Among 67 patients, 98.5% were female, except one male with breast cancer who was a BRCA non-carrier. The mean age at diagnosis of breast cancer was 42.0 ± 10.3 years (BRAC1, 39.8 ± 7.4 years; BRCA2, 46.2 ± 16.0 years). Among 10 (14.9%) patients with bilateral breast cancer, 4 had synchronous lesions, and 6 had metachronous lesions. Most patients presented with early-stage breast cancer, and 50% had stage II disease. BRCA carriers and VUS patients tended to be luminal B subtypes, whereas the most common tumor subtype of non-carriers was TNBC (27.4%), followed by the HER2-negative luminal-B subtype (21.6%). Patients’ demographic data were presented in Table 2.

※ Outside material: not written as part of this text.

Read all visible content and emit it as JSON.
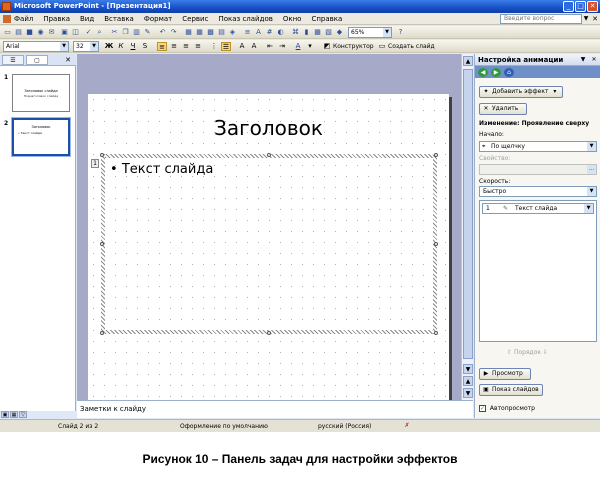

Surgery was performed on 98.5% of patients, including mastectomy (n = 51) and breast-conserving surgery (BCS) (n = 15). Almost all BRCA carriers underwent mastectomy, except one who underwent BCS and was subsequently found to harbor a BRCA mutation. Adjuvant radiotherapy was administered to 56.7% of patients for locally advanced breast cancer (T3–T4) and lymph node metastasis. Adjuvant chemotherapy was provided to 66% of patients; 19 (28.4%) patients received only anthracycline-based chemotherapy, 16 (23.9%) patients received sequential treatment with anthracycline-based followed by a taxane, 2 patients received taxane-based chemotherapy, and 7 patients received other regimens. Platinum-based adjuvant chemotherapy was not used. Patients with hormone receptor-positive breast cancer underwent adjuvant endocrine therapy. Trastuzumab was used as a 1-year adjuvant treatment for 16 confirmed HER2-positive patients.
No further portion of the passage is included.